Had a bit of a shock today when I noticed a small dent and scratches on my bonnet. At the time I was about to top up my washer fluid, so I opened the bonnet and found a fairly large stone sitting there

I have a feeling it happened last week whilst travelling. only noticed it today as car has been covered with frost most of the time last few days. I do vaguely remember hearing a thump, but i just thought it was a stone hitting the windscreen. Judging by the size of this stone though, I reckon someone has intentionally dropped it from a bridge or summat 



















Anyone know someone who can repair this in Liverpool?

I called Chips Away today, but they told me that they and most other mobile companies can't do bonnets due to having to respray whole panel or something. this true?


----------



## Mirror Finish Details (Aug 21, 2008)

Oops looks nasty.
Something I am looking at doing but apart from stone chips and small dents that look a bit beyond me.

Perhaps try Revive, I have seen them do quite good localised repairs.

If the dents are not too big could be built up with paint and sanded out but those dents look pretty big.
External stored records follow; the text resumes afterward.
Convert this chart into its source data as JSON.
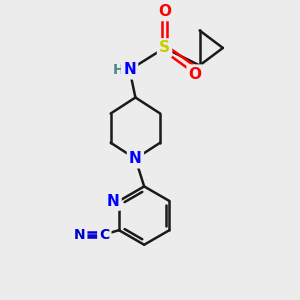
{
  "background_color": "#ececec",
  "bond_color": "#1a1a1a",
  "bond_width": 1.8,
  "atom_colors": {
    "N": "#0000ff",
    "O": "#ff0000",
    "S": "#cccc00",
    "H": "#4a8a8a",
    "CN_label": "#0000cd"
  },
  "figsize": [
    3.0,
    3.0
  ],
  "dpi": 100,
  "xlim": [
    0,
    10
  ],
  "ylim": [
    0,
    10
  ]
}
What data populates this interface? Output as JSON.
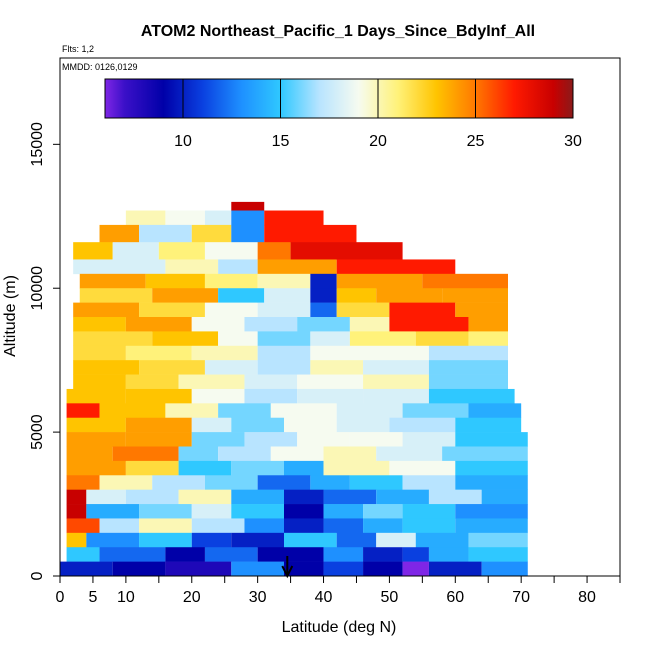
{
  "chart_data": {
    "type": "heatmap",
    "title": "ATOM2 Northeast_Pacific_1 Days_Since_BdyInf_All",
    "flights_note": "Flts: 1,2",
    "dates_note": "MMDD: 0126,0129",
    "xlabel": "Latitude (deg N)",
    "ylabel": "Altitude (m)",
    "xlim": [
      0,
      85
    ],
    "ylim": [
      0,
      18000
    ],
    "x_ticks": [
      0,
      5,
      10,
      20,
      30,
      40,
      50,
      60,
      70,
      80
    ],
    "x_minor_ticks": [
      15,
      25,
      35,
      45,
      55,
      65,
      75,
      85
    ],
    "y_ticks": [
      0,
      5000,
      10000,
      15000
    ],
    "colorbar": {
      "range": [
        6,
        30
      ],
      "ticks": [
        10,
        15,
        20,
        25,
        30
      ],
      "stops": [
        {
          "v": 6,
          "color": "#7f26e6"
        },
        {
          "v": 7,
          "color": "#3b10c8"
        },
        {
          "v": 9,
          "color": "#0000a8"
        },
        {
          "v": 11,
          "color": "#0a40e0"
        },
        {
          "v": 13,
          "color": "#1e90ff"
        },
        {
          "v": 15,
          "color": "#2fc8ff"
        },
        {
          "v": 17,
          "color": "#b8e4ff"
        },
        {
          "v": 19,
          "color": "#f6fbf0"
        },
        {
          "v": 21,
          "color": "#fff27a"
        },
        {
          "v": 23,
          "color": "#ffc400"
        },
        {
          "v": 25,
          "color": "#ff7800"
        },
        {
          "v": 27,
          "color": "#ff1a00"
        },
        {
          "v": 29,
          "color": "#c80000"
        },
        {
          "v": 30,
          "color": "#8b1a1a"
        }
      ]
    },
    "marker": {
      "type": "arrow",
      "x": 34.5
    },
    "bands": [
      {
        "alt": [
          12700,
          13000
        ],
        "segs": [
          [
            26,
            31,
            29
          ]
        ]
      },
      {
        "alt": [
          12200,
          12700
        ],
        "segs": [
          [
            10,
            16,
            20
          ],
          [
            16,
            22,
            19
          ],
          [
            22,
            26,
            18
          ],
          [
            26,
            31,
            13
          ],
          [
            31,
            40,
            27
          ]
        ]
      },
      {
        "alt": [
          11600,
          12200
        ],
        "segs": [
          [
            6,
            12,
            24
          ],
          [
            12,
            20,
            17
          ],
          [
            20,
            26,
            22
          ],
          [
            26,
            31,
            13
          ],
          [
            31,
            45,
            27
          ]
        ]
      },
      {
        "alt": [
          11000,
          11600
        ],
        "segs": [
          [
            2,
            8,
            23
          ],
          [
            8,
            15,
            18
          ],
          [
            15,
            22,
            21
          ],
          [
            22,
            30,
            19
          ],
          [
            30,
            35,
            25
          ],
          [
            35,
            52,
            28
          ]
        ]
      },
      {
        "alt": [
          10500,
          11000
        ],
        "segs": [
          [
            2,
            16,
            18
          ],
          [
            16,
            24,
            20
          ],
          [
            24,
            30,
            17
          ],
          [
            30,
            42,
            24
          ],
          [
            42,
            60,
            27
          ]
        ]
      },
      {
        "alt": [
          10000,
          10500
        ],
        "segs": [
          [
            3,
            13,
            24
          ],
          [
            13,
            22,
            23
          ],
          [
            22,
            30,
            21
          ],
          [
            30,
            38,
            20
          ],
          [
            38,
            42,
            10
          ],
          [
            42,
            55,
            24
          ],
          [
            55,
            68,
            25
          ]
        ]
      },
      {
        "alt": [
          9500,
          10000
        ],
        "segs": [
          [
            3,
            14,
            22
          ],
          [
            14,
            24,
            24
          ],
          [
            24,
            31,
            15
          ],
          [
            31,
            38,
            18
          ],
          [
            38,
            42,
            10
          ],
          [
            42,
            48,
            23
          ],
          [
            48,
            58,
            24
          ],
          [
            58,
            68,
            24
          ]
        ]
      },
      {
        "alt": [
          9000,
          9500
        ],
        "segs": [
          [
            2,
            12,
            24
          ],
          [
            12,
            22,
            22
          ],
          [
            22,
            30,
            19
          ],
          [
            30,
            38,
            18
          ],
          [
            38,
            42,
            12
          ],
          [
            42,
            50,
            22
          ],
          [
            50,
            60,
            27
          ],
          [
            60,
            68,
            24
          ]
        ]
      },
      {
        "alt": [
          8500,
          9000
        ],
        "segs": [
          [
            2,
            10,
            23
          ],
          [
            10,
            20,
            24
          ],
          [
            20,
            28,
            19
          ],
          [
            28,
            36,
            17
          ],
          [
            36,
            44,
            16
          ],
          [
            44,
            50,
            20
          ],
          [
            50,
            62,
            27
          ],
          [
            62,
            68,
            24
          ]
        ]
      },
      {
        "alt": [
          8000,
          8500
        ],
        "segs": [
          [
            2,
            14,
            22
          ],
          [
            14,
            24,
            23
          ],
          [
            24,
            30,
            19
          ],
          [
            30,
            38,
            16
          ],
          [
            38,
            44,
            18
          ],
          [
            44,
            54,
            21
          ],
          [
            54,
            62,
            22
          ],
          [
            62,
            68,
            21
          ]
        ]
      },
      {
        "alt": [
          7500,
          8000
        ],
        "segs": [
          [
            2,
            10,
            22
          ],
          [
            10,
            20,
            21
          ],
          [
            20,
            30,
            20
          ],
          [
            30,
            38,
            17
          ],
          [
            38,
            46,
            19
          ],
          [
            46,
            56,
            19
          ],
          [
            56,
            68,
            17
          ]
        ]
      },
      {
        "alt": [
          7000,
          7500
        ],
        "segs": [
          [
            2,
            12,
            23
          ],
          [
            12,
            22,
            22
          ],
          [
            22,
            30,
            18
          ],
          [
            30,
            38,
            17
          ],
          [
            38,
            46,
            20
          ],
          [
            46,
            56,
            18
          ],
          [
            56,
            68,
            16
          ]
        ]
      },
      {
        "alt": [
          6500,
          7000
        ],
        "segs": [
          [
            2,
            10,
            23
          ],
          [
            10,
            18,
            22
          ],
          [
            18,
            28,
            20
          ],
          [
            28,
            36,
            18
          ],
          [
            36,
            46,
            19
          ],
          [
            46,
            56,
            20
          ],
          [
            56,
            68,
            16
          ]
        ]
      },
      {
        "alt": [
          6000,
          6500
        ],
        "segs": [
          [
            1,
            10,
            23
          ],
          [
            10,
            20,
            23
          ],
          [
            20,
            28,
            19
          ],
          [
            28,
            36,
            17
          ],
          [
            36,
            46,
            18
          ],
          [
            46,
            56,
            18
          ],
          [
            56,
            69,
            15
          ]
        ]
      },
      {
        "alt": [
          5500,
          6000
        ],
        "segs": [
          [
            1,
            6,
            27
          ],
          [
            6,
            16,
            23
          ],
          [
            16,
            24,
            20
          ],
          [
            24,
            32,
            16
          ],
          [
            32,
            42,
            19
          ],
          [
            42,
            52,
            18
          ],
          [
            52,
            62,
            16
          ],
          [
            62,
            70,
            14
          ]
        ]
      },
      {
        "alt": [
          5000,
          5500
        ],
        "segs": [
          [
            1,
            10,
            23
          ],
          [
            10,
            20,
            24
          ],
          [
            20,
            26,
            18
          ],
          [
            26,
            34,
            16
          ],
          [
            34,
            42,
            19
          ],
          [
            42,
            50,
            18
          ],
          [
            50,
            60,
            17
          ],
          [
            60,
            70,
            15
          ]
        ]
      },
      {
        "alt": [
          4500,
          5000
        ],
        "segs": [
          [
            1,
            10,
            24
          ],
          [
            10,
            20,
            24
          ],
          [
            20,
            28,
            16
          ],
          [
            28,
            36,
            17
          ],
          [
            36,
            44,
            19
          ],
          [
            44,
            52,
            19
          ],
          [
            52,
            60,
            18
          ],
          [
            60,
            71,
            15
          ]
        ]
      },
      {
        "alt": [
          4000,
          4500
        ],
        "segs": [
          [
            1,
            8,
            24
          ],
          [
            8,
            18,
            25
          ],
          [
            18,
            24,
            16
          ],
          [
            24,
            32,
            17
          ],
          [
            32,
            40,
            19
          ],
          [
            40,
            48,
            20
          ],
          [
            48,
            58,
            18
          ],
          [
            58,
            71,
            16
          ]
        ]
      },
      {
        "alt": [
          3500,
          4000
        ],
        "segs": [
          [
            1,
            10,
            24
          ],
          [
            10,
            18,
            22
          ],
          [
            18,
            26,
            15
          ],
          [
            26,
            34,
            16
          ],
          [
            34,
            40,
            14
          ],
          [
            40,
            50,
            20
          ],
          [
            50,
            60,
            19
          ],
          [
            60,
            71,
            15
          ]
        ]
      },
      {
        "alt": [
          3000,
          3500
        ],
        "segs": [
          [
            1,
            6,
            25
          ],
          [
            6,
            14,
            20
          ],
          [
            14,
            22,
            17
          ],
          [
            22,
            30,
            16
          ],
          [
            30,
            38,
            12
          ],
          [
            38,
            44,
            14
          ],
          [
            44,
            52,
            15
          ],
          [
            52,
            60,
            17
          ],
          [
            60,
            71,
            14
          ]
        ]
      },
      {
        "alt": [
          2500,
          3000
        ],
        "segs": [
          [
            1,
            4,
            29
          ],
          [
            4,
            10,
            18
          ],
          [
            10,
            18,
            17
          ],
          [
            18,
            26,
            20
          ],
          [
            26,
            34,
            14
          ],
          [
            34,
            40,
            10
          ],
          [
            40,
            48,
            12
          ],
          [
            48,
            56,
            14
          ],
          [
            56,
            64,
            17
          ],
          [
            64,
            71,
            14
          ]
        ]
      },
      {
        "alt": [
          2000,
          2500
        ],
        "segs": [
          [
            1,
            4,
            29
          ],
          [
            4,
            12,
            14
          ],
          [
            12,
            20,
            16
          ],
          [
            20,
            26,
            18
          ],
          [
            26,
            34,
            15
          ],
          [
            34,
            40,
            9
          ],
          [
            40,
            46,
            14
          ],
          [
            46,
            52,
            16
          ],
          [
            52,
            60,
            15
          ],
          [
            60,
            71,
            13
          ]
        ]
      },
      {
        "alt": [
          1500,
          2000
        ],
        "segs": [
          [
            1,
            6,
            26
          ],
          [
            6,
            12,
            17
          ],
          [
            12,
            20,
            20
          ],
          [
            20,
            28,
            17
          ],
          [
            28,
            34,
            13
          ],
          [
            34,
            40,
            10
          ],
          [
            40,
            46,
            12
          ],
          [
            46,
            52,
            14
          ],
          [
            52,
            60,
            15
          ],
          [
            60,
            71,
            14
          ]
        ]
      },
      {
        "alt": [
          1000,
          1500
        ],
        "segs": [
          [
            1,
            4,
            23
          ],
          [
            4,
            12,
            13
          ],
          [
            12,
            20,
            15
          ],
          [
            20,
            26,
            11
          ],
          [
            26,
            34,
            10
          ],
          [
            34,
            42,
            15
          ],
          [
            42,
            48,
            12
          ],
          [
            48,
            54,
            18
          ],
          [
            54,
            62,
            14
          ],
          [
            62,
            71,
            16
          ]
        ]
      },
      {
        "alt": [
          500,
          1000
        ],
        "segs": [
          [
            1,
            6,
            15
          ],
          [
            6,
            16,
            12
          ],
          [
            16,
            22,
            9
          ],
          [
            22,
            30,
            12
          ],
          [
            30,
            40,
            9
          ],
          [
            40,
            46,
            13
          ],
          [
            46,
            52,
            10
          ],
          [
            52,
            56,
            11
          ],
          [
            56,
            62,
            14
          ],
          [
            62,
            71,
            15
          ]
        ]
      },
      {
        "alt": [
          0,
          500
        ],
        "segs": [
          [
            0,
            8,
            10
          ],
          [
            8,
            16,
            9
          ],
          [
            16,
            26,
            8
          ],
          [
            26,
            34,
            13
          ],
          [
            34,
            40,
            9
          ],
          [
            40,
            46,
            11
          ],
          [
            46,
            52,
            9
          ],
          [
            52,
            56,
            6
          ],
          [
            56,
            64,
            10
          ],
          [
            64,
            71,
            13
          ]
        ]
      }
    ]
  }
}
Also, most body shops will charge your about £250 for a reapray, in know chips away charge upto £200 for a bonnet front respray. I would go for a respray personally.


----------



## Dizzle77 (Mar 27, 2010)

Just spoke to Revive. Just waiting for a phone call back to see if someone can come out today and have a look.

Going to contact a few bodyshops too and get some quotes.


----------



## james08 (Feb 10, 2012)

try us at powderworks body repairs

Unit 13
Powder Works Lane
Liverpool
Merseyside
L31 1AU

0151 526 6976

were open on monday


----------



## squiggs (Oct 19, 2009)

As a Smart repairer I would advise you *not* to get it Smart repaired - and any Smart repairer worth his salt would probably tell you the same.
It's very difficult to fade on a bonnet invisibly - I'm not only talking about the colour but even more so the lacquer, so then it becomes a full bonnet respray. 
Full bonnets shouldn't be a job done outside ... there's too much chance of getting stuff landing on it whilst spraying and it's almost impossible to bake a good quality lacquer on a full bonnet when working mobile.
So my advice ..... bodyshop it!


----------



## andy-mcq (Sep 26, 2008)

i agree with the above, take it to a bodyshop. i personally wont do a blow in on a bonnet, although i have done before with fairly good results, eg if you didnt no it was done or what to look for you prob wouldnt notice


----------



## Robbie.M (Feb 10, 2010)

STEVE MIRROR FINISH *:Something I am looking at doing but apart from stone chips and small dents that look a bit beyond me.*

Steve I've got a couple of small spots that need looking at...if your interested you can do mine...or teach me if you like...:thumb:


----------